Geborgtes Weiß (2021)

Eine Filmkritik von Peter Gutting

Der Preis des Glücks

„Wir Monster“ (2014) heißt der Debütfilm von Regisseur Sebastian Ko. Darin geht es um eine Tat, die man einem 14-jährigen Mädchen aus bürgerlichen Verhältnissen niemals zutrauen würde. Auch der Titel seines neuen Films bedeutet Doppelbödiges. Richtig rein können eine Weste oder ein Arztkittel ja nicht sein, wenn man sie nur geborgt hat. In einer Mischung aus Familiendrama und Thriller geraten die Theaterstars Ulrich Matthes und Susanne Wolff, die hier nicht zum ersten Mal gemeinsam vor der Filmkamera stehen, in den Strudel eines Familienlebens, dessen Leichen nicht ewig im Keller verharren.

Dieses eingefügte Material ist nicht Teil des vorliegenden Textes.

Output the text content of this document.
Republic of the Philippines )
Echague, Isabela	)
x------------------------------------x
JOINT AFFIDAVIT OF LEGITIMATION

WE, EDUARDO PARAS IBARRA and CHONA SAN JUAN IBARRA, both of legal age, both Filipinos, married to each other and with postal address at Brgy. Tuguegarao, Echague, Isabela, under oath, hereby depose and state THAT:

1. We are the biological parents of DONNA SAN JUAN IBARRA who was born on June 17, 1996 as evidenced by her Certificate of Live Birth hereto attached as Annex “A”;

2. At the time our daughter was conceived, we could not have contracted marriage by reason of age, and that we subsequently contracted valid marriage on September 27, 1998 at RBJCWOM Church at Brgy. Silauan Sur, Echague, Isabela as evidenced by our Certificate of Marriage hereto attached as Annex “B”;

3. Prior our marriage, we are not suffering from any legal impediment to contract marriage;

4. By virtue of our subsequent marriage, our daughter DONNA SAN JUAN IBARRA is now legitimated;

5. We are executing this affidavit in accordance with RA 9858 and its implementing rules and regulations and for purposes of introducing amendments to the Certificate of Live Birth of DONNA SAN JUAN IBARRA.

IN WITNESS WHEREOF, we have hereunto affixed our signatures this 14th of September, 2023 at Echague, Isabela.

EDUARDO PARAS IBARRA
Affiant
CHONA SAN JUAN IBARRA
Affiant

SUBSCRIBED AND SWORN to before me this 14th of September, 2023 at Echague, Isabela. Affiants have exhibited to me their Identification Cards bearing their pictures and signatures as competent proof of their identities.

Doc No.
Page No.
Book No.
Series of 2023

Selten war ein Gang durch den Baumarkt so spannend. Zunächst scheint alles ganz normal, Marta (Susanne Wolff) schäkert per Handy mit ihrem Mann Roland (Ulrich Matthes). Aber dann ist Sohn Nathan (Elia Gezer) wie vom Erdboden verschwunden. Und die Kamera stürzt sich mit der Mutter in das Labyrinth der Einkaufsstätte. Erkundet die langen Gänge, die in ihrer Höhe plötzlich wie Schluchten wirken. Läuft hinaus in den Baustoffbereich, dann wieder hinein in die leergefegte Halle – und erneut hinaus. Nah an Martas Gesicht erspürt Kameramann Andreas Köhler das Aufsteigen der Angst um den Sechsjährigen bis hin zur hellen Panik. Was wäre, wenn der über alles geliebte Junge entführt worden wäre?

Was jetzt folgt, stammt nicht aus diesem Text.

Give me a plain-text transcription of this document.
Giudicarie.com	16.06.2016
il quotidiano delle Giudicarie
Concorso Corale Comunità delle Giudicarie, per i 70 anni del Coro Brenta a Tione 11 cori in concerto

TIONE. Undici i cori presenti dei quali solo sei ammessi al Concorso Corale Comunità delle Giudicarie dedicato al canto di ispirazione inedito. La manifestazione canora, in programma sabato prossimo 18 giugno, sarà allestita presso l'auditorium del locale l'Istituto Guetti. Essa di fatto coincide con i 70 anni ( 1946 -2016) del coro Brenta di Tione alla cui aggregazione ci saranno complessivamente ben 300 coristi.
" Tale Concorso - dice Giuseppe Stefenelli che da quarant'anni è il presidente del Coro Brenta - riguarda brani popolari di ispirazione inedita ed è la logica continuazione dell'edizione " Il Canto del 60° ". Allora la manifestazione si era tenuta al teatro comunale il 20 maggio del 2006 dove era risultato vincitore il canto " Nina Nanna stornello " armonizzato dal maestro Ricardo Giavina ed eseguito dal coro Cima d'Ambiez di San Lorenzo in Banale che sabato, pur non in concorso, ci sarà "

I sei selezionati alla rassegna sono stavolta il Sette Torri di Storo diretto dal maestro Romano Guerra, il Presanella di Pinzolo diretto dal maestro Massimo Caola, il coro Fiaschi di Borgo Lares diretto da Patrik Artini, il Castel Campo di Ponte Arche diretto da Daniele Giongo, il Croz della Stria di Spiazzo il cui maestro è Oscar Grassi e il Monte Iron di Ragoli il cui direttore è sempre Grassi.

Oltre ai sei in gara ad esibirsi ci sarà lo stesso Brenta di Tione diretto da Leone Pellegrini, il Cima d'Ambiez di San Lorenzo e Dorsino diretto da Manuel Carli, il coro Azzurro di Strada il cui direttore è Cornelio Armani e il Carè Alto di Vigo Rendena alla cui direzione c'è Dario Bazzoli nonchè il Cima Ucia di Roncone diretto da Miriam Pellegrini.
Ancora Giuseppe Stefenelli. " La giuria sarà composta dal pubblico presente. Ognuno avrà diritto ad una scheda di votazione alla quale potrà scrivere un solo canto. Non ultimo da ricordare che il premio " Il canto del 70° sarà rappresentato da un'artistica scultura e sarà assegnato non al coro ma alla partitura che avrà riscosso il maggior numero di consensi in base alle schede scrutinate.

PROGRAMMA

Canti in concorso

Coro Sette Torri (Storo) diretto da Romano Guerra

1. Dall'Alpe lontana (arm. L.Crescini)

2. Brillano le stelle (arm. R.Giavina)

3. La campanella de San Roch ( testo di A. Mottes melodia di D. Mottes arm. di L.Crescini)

Das ist einerseits alltäglich. Kinder laufen manchmal weg. Anderseits führen Regisseur Sebastian Ko und Drehbuchautorin Karin Kaçi ihre Heldin von Anfang an auf glattes Eis. Irgendetwas stimmt nicht an der Reaktion Martas, einer beruflich erfolgreichen Ärztin jenseits der 40, der Susanne Wolff ein schillerndes Oszillieren zwischen zupackendem Optimismus und undurchsichtiger Vergangenheit verleiht. In der nach außen glücklichen Beziehung mit Kind und dem älteren Mann, der nicht der Vater ist, schwingt ein Geheimnis mit. „Du fehlst mir“, klagt Partner Roland, als Marta ihm den Nacken massiert in der alten, von Rolands reicher Familie geerbten Villa im Grünen. „Wieso“, gibt sie zurück, „ich bin doch da.“ Wie so oft bringt dann ein Dritter das fragile Gleichgewicht des wohlsituierten Paares aus dem Takt. In diesem Fall ist es der jüngere Arbeiter Valmir (Florist Bajgora) aus Albanien, der das Bad renovieren soll.

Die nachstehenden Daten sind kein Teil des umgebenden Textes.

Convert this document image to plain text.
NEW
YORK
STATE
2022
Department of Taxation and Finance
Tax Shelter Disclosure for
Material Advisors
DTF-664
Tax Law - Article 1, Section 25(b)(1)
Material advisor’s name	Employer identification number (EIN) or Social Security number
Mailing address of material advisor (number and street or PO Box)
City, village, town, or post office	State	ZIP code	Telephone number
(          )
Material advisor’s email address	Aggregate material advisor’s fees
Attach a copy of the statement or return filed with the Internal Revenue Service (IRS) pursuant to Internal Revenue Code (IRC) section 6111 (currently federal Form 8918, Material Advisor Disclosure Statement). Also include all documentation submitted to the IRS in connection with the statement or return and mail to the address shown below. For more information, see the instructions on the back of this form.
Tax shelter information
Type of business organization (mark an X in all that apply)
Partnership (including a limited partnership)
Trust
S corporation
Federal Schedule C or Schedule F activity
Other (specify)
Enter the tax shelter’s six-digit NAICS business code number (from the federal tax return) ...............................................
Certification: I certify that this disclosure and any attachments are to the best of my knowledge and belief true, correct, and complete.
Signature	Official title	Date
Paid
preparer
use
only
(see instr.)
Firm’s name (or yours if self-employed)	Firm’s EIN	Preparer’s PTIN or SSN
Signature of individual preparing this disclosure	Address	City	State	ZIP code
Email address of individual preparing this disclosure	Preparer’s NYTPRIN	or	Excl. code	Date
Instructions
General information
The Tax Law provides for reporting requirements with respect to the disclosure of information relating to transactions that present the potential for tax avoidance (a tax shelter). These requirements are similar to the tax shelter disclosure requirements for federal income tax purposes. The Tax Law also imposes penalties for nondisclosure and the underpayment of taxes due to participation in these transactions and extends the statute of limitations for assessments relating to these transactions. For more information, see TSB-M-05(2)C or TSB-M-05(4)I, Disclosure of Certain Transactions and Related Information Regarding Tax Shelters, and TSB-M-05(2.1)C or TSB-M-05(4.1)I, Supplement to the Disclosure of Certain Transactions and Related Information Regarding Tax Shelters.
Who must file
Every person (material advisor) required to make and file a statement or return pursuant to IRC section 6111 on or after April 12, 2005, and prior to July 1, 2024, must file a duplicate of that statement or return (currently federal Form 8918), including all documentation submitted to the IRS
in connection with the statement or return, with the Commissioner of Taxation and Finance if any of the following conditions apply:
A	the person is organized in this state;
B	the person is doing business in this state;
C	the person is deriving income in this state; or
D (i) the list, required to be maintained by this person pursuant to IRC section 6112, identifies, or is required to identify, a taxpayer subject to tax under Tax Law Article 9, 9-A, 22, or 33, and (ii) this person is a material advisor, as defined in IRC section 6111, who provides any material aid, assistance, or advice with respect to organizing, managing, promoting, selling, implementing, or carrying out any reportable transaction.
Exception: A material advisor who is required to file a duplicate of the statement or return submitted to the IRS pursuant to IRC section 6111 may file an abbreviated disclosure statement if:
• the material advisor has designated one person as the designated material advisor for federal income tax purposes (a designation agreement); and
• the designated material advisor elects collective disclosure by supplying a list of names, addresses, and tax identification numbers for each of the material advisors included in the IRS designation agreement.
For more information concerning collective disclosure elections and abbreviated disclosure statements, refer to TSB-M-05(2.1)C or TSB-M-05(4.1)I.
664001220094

Die Versatzstücke der Kombination von Familiendrama und Thriller sind nicht neu: das einsame Haus, die schaurig-schöne Moorlandschaft, die bedrohliche Musik. Aber ähnlich wie in seinem Debüt Wir Monster setzt Regisseur Sebastian Ko sie so zusammen, dass die gutbürgerliche Fassade Risse bekommt. Atmosphärisch dicht erkundet die Inszenierung die Sehnsüchte dreier Menschen nach einer Geborgenheit, die sie um keinen Preis verlieren oder – im Falle des in Deutschland fremden Valmir – um jeden Preis erobern wollen. In welche Abgründe sie dabei eintauchen, umkreist der Film in sorgfältig komponierten Einstellungen, die das in jedem Menschen schlummernde Böse nicht einfach behaupten, sondern Schicht für Schicht freilegen – bis hin zu schockartigen Durchbrüchen.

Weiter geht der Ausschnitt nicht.